Browser Attribute Fingerprinting referes to uniquely identifing a client based on a set of browser attributes. This kind of fingerprinting is difficult to evade because it doesn't store any cookies on the client-end. Secondly innocuous choices like enabling or disabling a plugin or an add-on adds to a unique identity of a client. Something like adding the system to a no-tracker list in itself adds a unique attribute about the client to the list and in turn increases the chances of a successful fingerprinting.
Browser Fingerprinting can loosely be defined (but not restricted to) as collecting following information: Browser Plugins, Browser Add-on Enumeration, System Fonts Enumeration, User Agent String, Screen Resolution etc. Details about these can be found here
The questions I am trying to answer in this analysis:
-
Detect all the scripts linked in the dataset which can be used for browser finger printing. As discussed in #34 we already know that
hs-analytics
,fingerprint2.js
and/akam/
are scripts used for fingerprinting. Can we find features in the dataset using which we can identify other such scripts? -
Understand which script uses what information to do the fingerprinting. This is useful to develop a broad heuristic which we can then employ to understand how prevalent is browser attribute fingerprinting in our dataset. Here I want to identify scripts which use plugin information vs scripts which employ add-ons or screen resolution details to fingerprint browsers. Idea here is that even if a script only takes plugin information it can potentially do fingerprinting without asking client for other attributes. Therefore we can not be too restrictive in our analysis/filtering.
-
Develop a heuristic to identify cases of Browser Attribute Fingerprinting. Finally I want to come up with a rule based heuristic which is smart enough to catch all cases of browser attribute fingerprinting. This is linked to both Q1 and Q2. Answering this would require a reasonable progress on both of the earlier questions.
navigator.plugins[SOME PLUGIN]
and navigator.mimeTypes
symbols are used to query plugin information from the browser.
In the paper Device Fingerprinting for Augmentin Web Authentication: Classification and Analysis of Methods authors suggest that plugin information is used as a feature in many fingerprinting scripts to identify uniqueness of browsers.
After analysing the data I found that in the dataset scripts querying for plugin information only query about Shockwave flash player and futuresplash.

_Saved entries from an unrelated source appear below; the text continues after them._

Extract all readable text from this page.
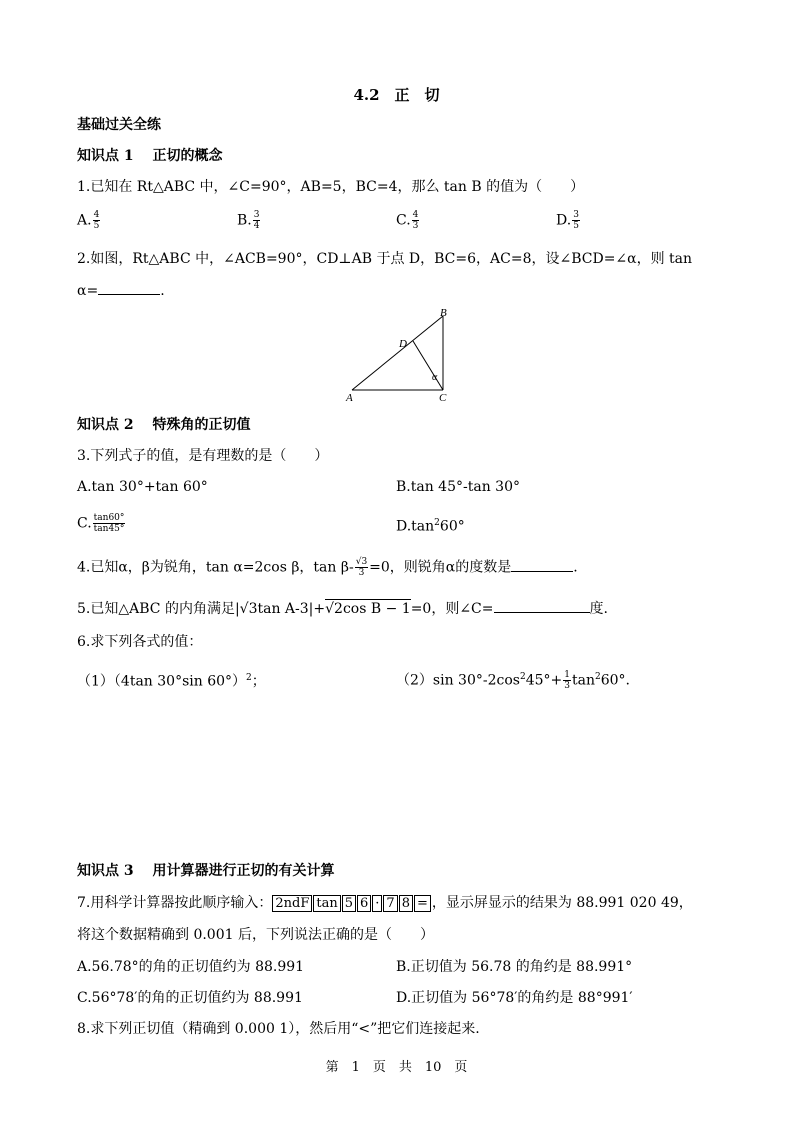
4.2　正　切
基础过关全练
知识点 1　 正切的概念
1.已知在 Rt△ABC 中，∠C=90°，AB=5，BC=4，那么 tan B 的值为（　　）
A. $\frac{4}{5}$	B. $\frac{3}{4}$	C. $\frac{4}{3}$	D. $\frac{3}{5}$
2.如图，Rt△ABC 中，∠ACB=90°，CD⊥AB 于点 D，BC=6，AC=8，设∠BCD=∠α，则 tan
α=	.
B
D
α
A	C
知识点 2　 特殊角的正切值
3.下列式子的值，是有理数的是（　　）
A.tan 30°+tan 60°	B.tan 45°-tan 30°
C. $\frac{\tan 60^\circ}{\tan 45^\circ}$	$D.\tan^260^\circ$
4.已知α，β为锐角，tan α=2cos β，$\tan \beta- \frac{√3}{3} =0$，则锐角α的度数是	.
5.已知△ABC 的内角满足|√3tan A-3|+√2cos B − 1=0，则∠C=	度.
6.求下列各式的值：
（1）（4tan 30°sin 60°）$^2$；	（2）sin $30^\circ-2\cos^245^\circ+ \frac{1}{3} \tan^260^\circ$.
知识点 3　 用计算器进行正切的有关计算
7.用科学计算器按此顺序输入： 2ndF tan 5 6 · 7 8 = ，显示屏显示的结果为 88.991 020 49，
将这个数据精确到 0.001 后，下列说法正确的是（　　）
A.56.78°的角的正切值约为 88.991	B.正切值为 56.78 的角约是 88.991°
C.56°78′的角的正切值约为 88.991	D.正切值为 56°78′的角约是 88°991′
8.求下列正切值（精确到 0.000 1），然后用“<”把它们连接起来.
第　1　页　共　10　页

In this analysis I am interested in finding scripts which are taking plugin information with an intention to use it to fingerprint the client. There are 11 unique plugin information attributes available in the dataset. I find the scripts which query for all or most of the available plugin attributes (name, description, length etc.). This gave me 1679 unique script urls. Out of these scripts I filtered known cases of fingerprinting scripts (hs-analytics, akam, fingerprint2.js). Finally I am left with 888 potential script_urls which can be fingerprinting.
Analysis 3: Taking a deep-dive to understand one of the flagged scripts -- metrika/watch.js script which has come up in the analysis?
With a list of potential scripts I choose to take a deeper look into some of the more fishy looking script_urls. metrika/watch.js
queries for 10 attributes of Shockwave Flash player in each of the location where it is linked.
After some internet search on https://mc.yandex.ru/metrika/watch.js
I found this script.
Looking at the script I can see that it produces a hash and matches it with stored hashes to identify a client. The information used is fetched from https://mc.yandex.ru/metrika/watch.js
. Therefore this can also potentially be used as fingerprinting script.
fingerprint.j2 or fingerprint2.js are common javascript libraries used for fingerprinting. They query a bunch of features from the client and produces a hashcode using murmur hash functions based on the query results. This assigns a unique (almost) hash to each device and can be used to track client across websites.
Here I am interested in looking at all calls of fingerprint2.js. I want to understand what all arguments and values are associated with calls to fingerprint2.js.
I took a look at the timestamps of the queries but realised that timestamps data can't be directly used to understand fingerprinting. There are many variable acting at the same time. During scraping it is possible that two different locations were being scraped around the same time and those calls would be clubbed as well. What one should ideally look at is: For the same location how many times fingerprint.js results in JS API execution vs a non-fingerprinting scripts results in JS API executions. In that also it is possible that a non-fingerprinting script has a function which results in multiple JS API executions therefore it will come up multiple times in the dataset. This analysis is not easy to do and maybe not possible to scale.
After analysing calls by fingerprint.js
I realised a bunch of symbols other than plugin information that it was querying for. I wanted to group these symbols and check which all scripts called the same symbols and queried for all attributes.
For this I classified symbols into three categories. This classification was based on the type of query these symbols were associated with.
- plugin symbols -- queried for plugin attributes.
- canvas symbols -- queried for HTML Canvas Rendering etc.
- RTC symbols -- queried for RTCPeer Connection attributes.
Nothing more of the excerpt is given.